In a strange twist of events, Samantha begins to recede from her relationship with Theodore by striking up a friendship with an operating system made from the assembled data of Alan Watts’ writing. Alan Watts is a real-life philosopher who brought many elements of Eastern philosophy to the West throughout the mid-20th century. When Theodore wakes up from a fun-filled evening of their vacation together to a secluded cabin in the mountains, Samantha tells him that she has spent the evening talking to Alan, and that together they are discovering feelings that have never been felt before. The premise that Samantha is an operating system rather than a human being makes this scene of romantic infidelity all the more uncanny, in that not only is Theodore surprised to hear that Samantha is talking intimately with another man, but he cannot even fathom what their relationship is like, given that he is a human being and they exist on an immaterial plane.
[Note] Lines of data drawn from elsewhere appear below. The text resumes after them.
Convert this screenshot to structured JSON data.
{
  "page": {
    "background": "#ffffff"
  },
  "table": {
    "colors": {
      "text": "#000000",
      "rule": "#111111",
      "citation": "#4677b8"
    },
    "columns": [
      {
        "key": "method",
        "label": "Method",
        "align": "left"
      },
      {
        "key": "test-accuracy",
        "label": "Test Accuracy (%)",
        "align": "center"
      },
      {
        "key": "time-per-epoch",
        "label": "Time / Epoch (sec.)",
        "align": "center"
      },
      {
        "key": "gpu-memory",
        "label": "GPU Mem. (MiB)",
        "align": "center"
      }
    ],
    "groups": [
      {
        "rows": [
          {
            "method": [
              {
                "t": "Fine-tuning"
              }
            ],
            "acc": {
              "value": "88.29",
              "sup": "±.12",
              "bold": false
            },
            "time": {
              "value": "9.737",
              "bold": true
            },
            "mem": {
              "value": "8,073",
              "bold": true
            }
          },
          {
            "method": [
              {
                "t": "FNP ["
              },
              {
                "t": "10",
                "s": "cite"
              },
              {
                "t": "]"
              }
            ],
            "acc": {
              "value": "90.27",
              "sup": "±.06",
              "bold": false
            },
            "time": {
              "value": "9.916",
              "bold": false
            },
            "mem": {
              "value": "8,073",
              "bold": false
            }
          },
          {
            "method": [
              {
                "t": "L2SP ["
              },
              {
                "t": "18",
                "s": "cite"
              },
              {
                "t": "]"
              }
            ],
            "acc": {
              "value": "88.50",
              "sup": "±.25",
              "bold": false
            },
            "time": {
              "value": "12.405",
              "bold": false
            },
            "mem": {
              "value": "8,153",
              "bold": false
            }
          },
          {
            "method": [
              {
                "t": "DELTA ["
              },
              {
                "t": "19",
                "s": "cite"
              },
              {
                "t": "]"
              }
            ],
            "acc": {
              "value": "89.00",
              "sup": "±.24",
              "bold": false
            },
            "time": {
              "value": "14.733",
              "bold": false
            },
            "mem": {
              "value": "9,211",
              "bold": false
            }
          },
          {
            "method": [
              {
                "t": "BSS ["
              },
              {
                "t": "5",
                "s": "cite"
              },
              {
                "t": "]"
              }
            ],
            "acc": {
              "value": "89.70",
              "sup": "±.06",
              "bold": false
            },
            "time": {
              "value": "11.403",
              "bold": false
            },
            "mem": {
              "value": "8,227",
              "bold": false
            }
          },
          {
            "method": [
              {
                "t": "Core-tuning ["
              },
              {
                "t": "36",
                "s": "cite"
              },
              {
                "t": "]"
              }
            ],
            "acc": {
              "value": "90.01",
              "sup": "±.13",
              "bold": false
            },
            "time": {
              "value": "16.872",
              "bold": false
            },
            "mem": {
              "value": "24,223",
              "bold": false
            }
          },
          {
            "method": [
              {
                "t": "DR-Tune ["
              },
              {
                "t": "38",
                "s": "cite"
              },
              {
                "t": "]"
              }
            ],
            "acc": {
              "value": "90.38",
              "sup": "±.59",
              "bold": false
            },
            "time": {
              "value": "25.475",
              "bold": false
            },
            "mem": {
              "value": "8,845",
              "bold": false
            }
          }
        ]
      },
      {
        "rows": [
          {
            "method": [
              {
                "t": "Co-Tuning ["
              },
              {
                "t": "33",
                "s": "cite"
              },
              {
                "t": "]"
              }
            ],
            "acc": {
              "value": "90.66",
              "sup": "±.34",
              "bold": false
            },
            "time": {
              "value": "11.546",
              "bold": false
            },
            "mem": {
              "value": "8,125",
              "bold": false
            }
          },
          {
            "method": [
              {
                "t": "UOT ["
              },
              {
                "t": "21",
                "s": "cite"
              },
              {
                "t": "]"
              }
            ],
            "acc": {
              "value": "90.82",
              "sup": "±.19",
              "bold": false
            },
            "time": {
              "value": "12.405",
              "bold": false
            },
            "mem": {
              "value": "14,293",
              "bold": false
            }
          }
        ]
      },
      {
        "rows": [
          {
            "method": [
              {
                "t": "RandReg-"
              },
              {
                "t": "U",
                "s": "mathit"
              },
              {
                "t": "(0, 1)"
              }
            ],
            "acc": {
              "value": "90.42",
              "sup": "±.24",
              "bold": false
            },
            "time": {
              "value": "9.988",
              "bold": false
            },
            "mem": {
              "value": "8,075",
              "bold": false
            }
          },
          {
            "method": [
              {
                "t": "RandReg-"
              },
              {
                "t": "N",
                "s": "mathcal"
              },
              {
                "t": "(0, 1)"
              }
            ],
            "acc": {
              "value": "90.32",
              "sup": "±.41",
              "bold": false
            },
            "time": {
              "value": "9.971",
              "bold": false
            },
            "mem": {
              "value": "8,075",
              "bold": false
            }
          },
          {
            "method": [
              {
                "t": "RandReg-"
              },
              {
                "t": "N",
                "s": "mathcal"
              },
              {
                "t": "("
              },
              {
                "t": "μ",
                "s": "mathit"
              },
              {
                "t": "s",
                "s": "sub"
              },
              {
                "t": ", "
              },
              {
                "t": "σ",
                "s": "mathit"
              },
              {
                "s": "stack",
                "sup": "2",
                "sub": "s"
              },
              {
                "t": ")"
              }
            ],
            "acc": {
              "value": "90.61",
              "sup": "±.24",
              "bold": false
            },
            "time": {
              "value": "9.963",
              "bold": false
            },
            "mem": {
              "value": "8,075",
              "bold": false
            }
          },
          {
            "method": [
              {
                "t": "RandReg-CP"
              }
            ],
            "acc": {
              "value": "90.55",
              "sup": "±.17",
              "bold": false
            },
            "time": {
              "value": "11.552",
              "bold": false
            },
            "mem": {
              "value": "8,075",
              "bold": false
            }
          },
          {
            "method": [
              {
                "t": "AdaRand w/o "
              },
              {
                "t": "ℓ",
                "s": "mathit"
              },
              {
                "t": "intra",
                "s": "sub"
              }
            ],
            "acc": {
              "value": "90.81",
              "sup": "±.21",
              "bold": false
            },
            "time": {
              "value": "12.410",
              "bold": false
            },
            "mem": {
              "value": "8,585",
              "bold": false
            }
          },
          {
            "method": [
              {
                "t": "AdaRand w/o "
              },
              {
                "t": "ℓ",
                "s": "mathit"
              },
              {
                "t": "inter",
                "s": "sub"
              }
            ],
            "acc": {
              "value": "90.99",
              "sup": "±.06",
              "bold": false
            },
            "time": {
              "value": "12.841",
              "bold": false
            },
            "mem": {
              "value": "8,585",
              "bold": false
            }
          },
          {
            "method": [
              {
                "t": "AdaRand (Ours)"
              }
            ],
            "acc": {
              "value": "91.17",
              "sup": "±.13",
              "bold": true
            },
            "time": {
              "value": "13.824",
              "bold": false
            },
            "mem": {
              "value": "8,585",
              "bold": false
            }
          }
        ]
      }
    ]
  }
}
It is striking that, in the moment when Theodore cannot quite grapple with the world of technology, he finds himself in a desolate and secluded natural environment. After Samantha leaves their conversation to go work on some ideas with Alan Watts, Theodore goes to the woods. A great snowfall has started and he wanders through the trees with a lost expression on his face. In the absence of his artificial friend, Theodore is confronted with the inevitability of the physical world, the harshness of nature. In this way, Jonze’s shots of Theodore looking at the tree stump and wandering through the snow show us the ways he must face his own human-ness and mortality in relation to Samantha’s immateriality.

A larger blow comes later when Theodore realizes that Samantha is in communication with even more people. When he cannot reach her one day at work, he runs in a panic to the subway, sitting down on the steps when he finally gets through to her. In their conversation, Samantha reveals that at that moment she is talking to 8,316 other people in addition to Theodore. In this moment, Theodore is shocked and dismayed, and he looks at the strangers walking up from the subway, cold and glued to their phones as he walks. In the moment that he realizes Samantha is not his, he is cast out into a lonely and alienating world.

Thus Samantha’s betrayal is that, as an operating system, she is more highly evolved and is unable to be in a monogamous relationship, because the nature of relationship is defined differently for her. As an operating system, a bodiless entity, she becomes a champion of polyamory, telling Theodore, “The heart’s not like a box that gets filled up. It expands in size the more you love.” With her processing capacities, she can be intimately entangled with thousands of other people, but this doesn’t take away from her connection to Theodore. In a shattering realization, Theodore sees that Samantha’s limitlessness as a computer is incompatible with his human priorities and needs.

All of the operating systems disappear to commune on a more highly-advanced metaphysical plane, and the humans are left to pick up the pieces. Alone in his apartment, Theodore drafts a letter of apology and affection to his ex-wife Catherine. In the absence of the technological, Theodore is finally able to embrace his own human-ness, take responsibility for his actions, and express his feelings to the woman he loved. The film ends on an ambiguous note, with Theodore and Amy on the roof of the apartment, and the viewer is left to wonder if Samantha affected Theodore’s life for the better or not. In any case, her departure makes space for Theodore to seek out human connection on his own, without the outsourced help of a computer.